India has deep entrepreneurial talent, rising pools of domestic capital, and corporates with expanding balance sheets. What it lacks is coordination and intent.
Stage-specific growth vehicles, backed by sovereign wealth funds, pensions, and insurers, could help.
Incentives for corporate India to acquire startups for technology, talent, and intellectual property, not just revenue, would deepen the acquisition pipeline.
Simplifying regulations around share transfers and foreign investment would accelerate deal-making.
Reforming IPO frameworks to accommodate high-growth companies, even before full profitability, would reopen the listing window.

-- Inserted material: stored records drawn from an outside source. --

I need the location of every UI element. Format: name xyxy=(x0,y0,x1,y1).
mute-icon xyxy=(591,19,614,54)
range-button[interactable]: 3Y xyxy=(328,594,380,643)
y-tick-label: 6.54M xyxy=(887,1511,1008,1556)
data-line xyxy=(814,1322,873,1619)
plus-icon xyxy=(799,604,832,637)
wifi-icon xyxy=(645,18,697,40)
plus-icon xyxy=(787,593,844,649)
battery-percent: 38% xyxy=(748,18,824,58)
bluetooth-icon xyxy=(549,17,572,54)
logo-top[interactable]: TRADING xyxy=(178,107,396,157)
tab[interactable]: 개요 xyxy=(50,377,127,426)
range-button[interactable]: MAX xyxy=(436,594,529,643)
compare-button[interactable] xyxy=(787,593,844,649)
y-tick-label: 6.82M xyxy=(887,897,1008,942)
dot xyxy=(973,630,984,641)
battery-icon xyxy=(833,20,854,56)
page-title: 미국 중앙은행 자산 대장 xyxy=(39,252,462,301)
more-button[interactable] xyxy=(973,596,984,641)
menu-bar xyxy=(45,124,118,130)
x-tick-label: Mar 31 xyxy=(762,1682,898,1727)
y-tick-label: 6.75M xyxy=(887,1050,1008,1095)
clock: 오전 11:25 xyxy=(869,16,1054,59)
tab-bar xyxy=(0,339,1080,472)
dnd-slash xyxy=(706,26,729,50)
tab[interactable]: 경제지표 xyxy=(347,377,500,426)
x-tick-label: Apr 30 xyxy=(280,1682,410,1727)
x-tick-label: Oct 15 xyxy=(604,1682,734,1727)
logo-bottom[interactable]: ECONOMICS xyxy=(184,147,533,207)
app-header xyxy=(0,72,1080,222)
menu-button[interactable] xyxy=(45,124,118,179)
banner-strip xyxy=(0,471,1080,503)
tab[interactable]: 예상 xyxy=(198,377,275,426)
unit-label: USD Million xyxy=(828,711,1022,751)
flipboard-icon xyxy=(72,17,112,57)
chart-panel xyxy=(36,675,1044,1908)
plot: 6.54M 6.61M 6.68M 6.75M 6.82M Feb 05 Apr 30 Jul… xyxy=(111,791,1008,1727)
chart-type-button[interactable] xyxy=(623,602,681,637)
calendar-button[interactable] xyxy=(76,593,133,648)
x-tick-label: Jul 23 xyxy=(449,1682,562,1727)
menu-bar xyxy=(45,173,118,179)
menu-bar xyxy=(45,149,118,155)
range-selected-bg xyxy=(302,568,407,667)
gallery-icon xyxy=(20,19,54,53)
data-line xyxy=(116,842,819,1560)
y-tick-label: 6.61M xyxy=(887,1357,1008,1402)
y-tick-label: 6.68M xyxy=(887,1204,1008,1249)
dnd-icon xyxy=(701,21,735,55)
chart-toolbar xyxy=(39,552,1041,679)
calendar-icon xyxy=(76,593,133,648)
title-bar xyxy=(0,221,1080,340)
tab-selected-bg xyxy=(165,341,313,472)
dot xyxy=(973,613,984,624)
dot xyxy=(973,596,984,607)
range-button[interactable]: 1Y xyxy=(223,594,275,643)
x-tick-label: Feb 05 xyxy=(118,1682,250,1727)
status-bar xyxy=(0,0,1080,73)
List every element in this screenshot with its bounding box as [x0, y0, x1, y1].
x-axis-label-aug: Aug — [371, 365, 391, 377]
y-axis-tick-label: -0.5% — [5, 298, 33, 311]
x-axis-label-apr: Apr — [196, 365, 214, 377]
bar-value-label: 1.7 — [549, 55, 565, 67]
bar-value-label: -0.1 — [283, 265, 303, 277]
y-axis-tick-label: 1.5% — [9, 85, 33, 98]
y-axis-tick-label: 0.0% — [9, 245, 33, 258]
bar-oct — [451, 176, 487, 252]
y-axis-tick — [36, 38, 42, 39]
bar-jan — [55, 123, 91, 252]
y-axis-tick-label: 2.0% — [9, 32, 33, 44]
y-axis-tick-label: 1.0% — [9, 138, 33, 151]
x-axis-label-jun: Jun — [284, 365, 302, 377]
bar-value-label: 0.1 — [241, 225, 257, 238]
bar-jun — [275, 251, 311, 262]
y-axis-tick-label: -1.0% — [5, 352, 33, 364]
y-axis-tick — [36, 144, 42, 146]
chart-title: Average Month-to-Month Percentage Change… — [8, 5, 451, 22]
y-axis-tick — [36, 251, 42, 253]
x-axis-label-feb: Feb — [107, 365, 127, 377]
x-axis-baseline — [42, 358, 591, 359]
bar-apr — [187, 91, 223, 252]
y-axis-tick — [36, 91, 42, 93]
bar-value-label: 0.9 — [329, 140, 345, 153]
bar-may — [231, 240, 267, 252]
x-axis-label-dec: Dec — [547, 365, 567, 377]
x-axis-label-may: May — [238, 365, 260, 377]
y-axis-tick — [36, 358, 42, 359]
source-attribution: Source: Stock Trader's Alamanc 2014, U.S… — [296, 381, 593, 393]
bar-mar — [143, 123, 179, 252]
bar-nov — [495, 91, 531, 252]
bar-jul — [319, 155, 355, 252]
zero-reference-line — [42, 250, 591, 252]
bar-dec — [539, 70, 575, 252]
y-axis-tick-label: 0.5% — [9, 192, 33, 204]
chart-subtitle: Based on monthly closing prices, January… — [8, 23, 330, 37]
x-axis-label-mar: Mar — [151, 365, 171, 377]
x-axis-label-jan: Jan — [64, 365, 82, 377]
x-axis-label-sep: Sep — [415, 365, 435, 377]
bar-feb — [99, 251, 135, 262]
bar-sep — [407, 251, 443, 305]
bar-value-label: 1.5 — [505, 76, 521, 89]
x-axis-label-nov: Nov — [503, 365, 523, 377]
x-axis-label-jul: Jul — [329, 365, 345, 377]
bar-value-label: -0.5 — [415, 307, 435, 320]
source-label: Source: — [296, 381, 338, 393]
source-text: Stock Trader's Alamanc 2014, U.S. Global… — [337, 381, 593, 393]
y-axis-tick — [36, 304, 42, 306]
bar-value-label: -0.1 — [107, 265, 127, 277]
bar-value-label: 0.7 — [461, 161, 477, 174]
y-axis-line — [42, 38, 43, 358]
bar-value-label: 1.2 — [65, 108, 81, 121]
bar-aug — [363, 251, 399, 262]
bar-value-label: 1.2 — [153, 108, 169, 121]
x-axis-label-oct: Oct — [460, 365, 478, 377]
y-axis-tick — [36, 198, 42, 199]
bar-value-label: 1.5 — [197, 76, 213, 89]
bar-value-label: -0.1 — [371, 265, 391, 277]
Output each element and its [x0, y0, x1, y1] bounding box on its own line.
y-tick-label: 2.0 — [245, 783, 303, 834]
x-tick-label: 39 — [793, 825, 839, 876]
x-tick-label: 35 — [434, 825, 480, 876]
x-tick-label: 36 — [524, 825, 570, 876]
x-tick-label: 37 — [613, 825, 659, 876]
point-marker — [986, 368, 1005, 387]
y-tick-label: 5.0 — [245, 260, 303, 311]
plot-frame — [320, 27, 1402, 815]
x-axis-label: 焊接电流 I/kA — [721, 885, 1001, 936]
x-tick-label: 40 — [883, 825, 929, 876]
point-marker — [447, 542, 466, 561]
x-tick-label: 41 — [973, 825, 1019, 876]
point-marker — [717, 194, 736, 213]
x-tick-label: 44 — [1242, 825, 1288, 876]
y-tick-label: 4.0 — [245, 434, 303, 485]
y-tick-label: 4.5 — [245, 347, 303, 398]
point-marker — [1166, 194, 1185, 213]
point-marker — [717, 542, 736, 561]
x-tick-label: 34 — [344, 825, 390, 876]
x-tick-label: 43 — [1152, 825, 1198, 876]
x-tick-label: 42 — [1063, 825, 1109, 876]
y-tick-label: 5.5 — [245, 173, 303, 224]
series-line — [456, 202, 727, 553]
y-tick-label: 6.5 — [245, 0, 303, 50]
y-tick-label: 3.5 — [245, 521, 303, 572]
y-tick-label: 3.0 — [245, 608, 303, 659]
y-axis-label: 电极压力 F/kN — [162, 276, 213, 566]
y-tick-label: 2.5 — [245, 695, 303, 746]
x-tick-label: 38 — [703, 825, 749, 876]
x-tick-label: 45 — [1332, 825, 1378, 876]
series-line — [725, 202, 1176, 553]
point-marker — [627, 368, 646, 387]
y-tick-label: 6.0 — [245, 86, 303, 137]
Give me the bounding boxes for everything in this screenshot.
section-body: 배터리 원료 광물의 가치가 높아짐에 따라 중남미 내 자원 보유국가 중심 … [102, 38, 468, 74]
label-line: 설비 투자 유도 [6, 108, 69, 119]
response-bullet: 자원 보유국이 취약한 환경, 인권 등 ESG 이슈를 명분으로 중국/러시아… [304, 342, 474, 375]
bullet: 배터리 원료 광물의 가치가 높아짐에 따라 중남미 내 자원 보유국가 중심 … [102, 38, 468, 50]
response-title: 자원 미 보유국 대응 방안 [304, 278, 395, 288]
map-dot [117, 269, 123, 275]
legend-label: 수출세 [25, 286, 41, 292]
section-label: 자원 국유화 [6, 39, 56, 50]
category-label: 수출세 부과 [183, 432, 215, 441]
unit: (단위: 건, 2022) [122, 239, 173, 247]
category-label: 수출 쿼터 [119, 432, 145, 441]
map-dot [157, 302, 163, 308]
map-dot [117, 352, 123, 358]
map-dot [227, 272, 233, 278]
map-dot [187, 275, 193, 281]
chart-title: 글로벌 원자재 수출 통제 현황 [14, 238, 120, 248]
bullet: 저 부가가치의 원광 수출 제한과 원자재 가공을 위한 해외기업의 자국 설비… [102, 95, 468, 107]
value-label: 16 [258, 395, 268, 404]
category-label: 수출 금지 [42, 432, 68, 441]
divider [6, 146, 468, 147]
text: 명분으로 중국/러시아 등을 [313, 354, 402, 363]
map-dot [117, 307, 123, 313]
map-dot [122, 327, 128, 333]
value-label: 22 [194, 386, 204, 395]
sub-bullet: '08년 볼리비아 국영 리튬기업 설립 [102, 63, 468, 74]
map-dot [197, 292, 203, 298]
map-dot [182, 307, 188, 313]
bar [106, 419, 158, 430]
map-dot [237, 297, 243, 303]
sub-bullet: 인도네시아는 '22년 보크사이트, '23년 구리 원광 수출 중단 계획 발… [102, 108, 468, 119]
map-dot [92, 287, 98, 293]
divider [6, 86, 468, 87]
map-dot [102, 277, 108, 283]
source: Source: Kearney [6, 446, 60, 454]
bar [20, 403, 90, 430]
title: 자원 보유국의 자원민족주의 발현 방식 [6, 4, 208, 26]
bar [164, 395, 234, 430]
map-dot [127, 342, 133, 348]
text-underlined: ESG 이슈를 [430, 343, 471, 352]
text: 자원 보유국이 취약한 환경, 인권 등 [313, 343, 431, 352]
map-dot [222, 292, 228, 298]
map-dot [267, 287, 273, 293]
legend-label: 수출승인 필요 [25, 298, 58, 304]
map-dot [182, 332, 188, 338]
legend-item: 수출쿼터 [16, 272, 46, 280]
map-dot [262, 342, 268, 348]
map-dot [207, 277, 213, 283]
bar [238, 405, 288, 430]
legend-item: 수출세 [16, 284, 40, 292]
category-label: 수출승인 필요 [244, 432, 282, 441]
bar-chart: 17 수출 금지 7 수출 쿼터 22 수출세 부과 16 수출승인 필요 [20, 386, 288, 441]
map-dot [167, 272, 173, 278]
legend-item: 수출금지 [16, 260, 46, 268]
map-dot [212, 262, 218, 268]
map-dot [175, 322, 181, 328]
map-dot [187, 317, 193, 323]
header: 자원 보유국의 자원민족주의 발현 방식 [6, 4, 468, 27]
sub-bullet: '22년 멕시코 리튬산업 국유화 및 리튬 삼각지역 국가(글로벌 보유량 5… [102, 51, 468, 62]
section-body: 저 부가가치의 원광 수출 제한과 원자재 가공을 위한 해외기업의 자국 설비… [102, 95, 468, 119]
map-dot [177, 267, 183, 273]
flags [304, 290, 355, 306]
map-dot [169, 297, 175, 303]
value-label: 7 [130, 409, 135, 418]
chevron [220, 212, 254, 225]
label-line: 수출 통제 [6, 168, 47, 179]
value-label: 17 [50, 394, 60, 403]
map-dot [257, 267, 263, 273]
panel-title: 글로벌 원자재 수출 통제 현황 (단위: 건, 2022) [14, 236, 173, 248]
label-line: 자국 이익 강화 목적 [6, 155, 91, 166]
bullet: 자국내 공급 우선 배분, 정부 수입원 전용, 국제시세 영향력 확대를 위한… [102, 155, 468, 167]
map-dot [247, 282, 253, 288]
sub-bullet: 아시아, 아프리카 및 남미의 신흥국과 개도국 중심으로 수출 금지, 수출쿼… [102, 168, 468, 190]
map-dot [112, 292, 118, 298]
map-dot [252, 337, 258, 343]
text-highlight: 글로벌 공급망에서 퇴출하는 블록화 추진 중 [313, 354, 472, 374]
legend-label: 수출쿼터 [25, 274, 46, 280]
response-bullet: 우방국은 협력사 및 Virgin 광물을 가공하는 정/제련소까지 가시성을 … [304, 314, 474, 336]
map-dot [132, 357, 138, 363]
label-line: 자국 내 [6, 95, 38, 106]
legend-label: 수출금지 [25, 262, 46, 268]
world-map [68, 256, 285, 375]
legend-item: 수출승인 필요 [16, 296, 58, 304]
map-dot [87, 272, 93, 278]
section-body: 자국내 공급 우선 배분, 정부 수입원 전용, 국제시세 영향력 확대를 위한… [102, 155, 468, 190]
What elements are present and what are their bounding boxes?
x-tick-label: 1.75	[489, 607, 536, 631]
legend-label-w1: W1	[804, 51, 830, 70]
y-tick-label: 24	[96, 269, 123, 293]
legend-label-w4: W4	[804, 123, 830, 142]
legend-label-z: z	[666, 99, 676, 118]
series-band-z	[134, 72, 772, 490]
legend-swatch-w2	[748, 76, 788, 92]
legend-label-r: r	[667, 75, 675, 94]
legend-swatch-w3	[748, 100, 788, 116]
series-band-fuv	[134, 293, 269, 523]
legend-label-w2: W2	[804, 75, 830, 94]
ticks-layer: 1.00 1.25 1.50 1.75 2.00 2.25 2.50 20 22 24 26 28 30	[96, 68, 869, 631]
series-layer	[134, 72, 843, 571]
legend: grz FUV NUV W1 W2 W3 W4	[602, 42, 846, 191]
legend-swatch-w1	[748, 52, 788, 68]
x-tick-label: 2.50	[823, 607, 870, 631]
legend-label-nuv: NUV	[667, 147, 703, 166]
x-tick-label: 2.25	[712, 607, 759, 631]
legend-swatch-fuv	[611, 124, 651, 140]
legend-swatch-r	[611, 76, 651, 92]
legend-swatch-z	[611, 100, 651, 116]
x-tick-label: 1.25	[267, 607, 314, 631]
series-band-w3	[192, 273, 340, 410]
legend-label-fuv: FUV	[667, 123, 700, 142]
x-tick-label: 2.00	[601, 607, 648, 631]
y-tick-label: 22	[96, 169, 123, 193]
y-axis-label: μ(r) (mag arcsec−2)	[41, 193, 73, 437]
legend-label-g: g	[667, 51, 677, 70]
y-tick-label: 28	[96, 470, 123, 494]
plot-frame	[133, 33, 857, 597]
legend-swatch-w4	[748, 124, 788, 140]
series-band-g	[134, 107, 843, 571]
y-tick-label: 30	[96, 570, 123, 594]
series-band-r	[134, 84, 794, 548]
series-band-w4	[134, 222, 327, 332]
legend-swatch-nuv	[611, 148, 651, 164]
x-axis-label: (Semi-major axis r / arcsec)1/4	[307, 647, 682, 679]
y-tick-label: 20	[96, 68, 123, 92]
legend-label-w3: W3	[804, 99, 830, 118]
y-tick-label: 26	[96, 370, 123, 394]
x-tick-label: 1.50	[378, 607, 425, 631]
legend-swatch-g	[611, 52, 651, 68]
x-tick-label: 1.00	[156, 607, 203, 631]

The difficulty of growth rounds is that they straddle the most fragile part of the venture cycle: too late for narrative-driven optimism, too early for public-market validation. That fragility has been magnified by valuation collapses, IPO disappointments, governance lapses, and thin exit channels. Unless capital pools and exit pathways are rebuilt, India risks creating a startup ecosystem that begins strong but fails to deliver enduring enterprises.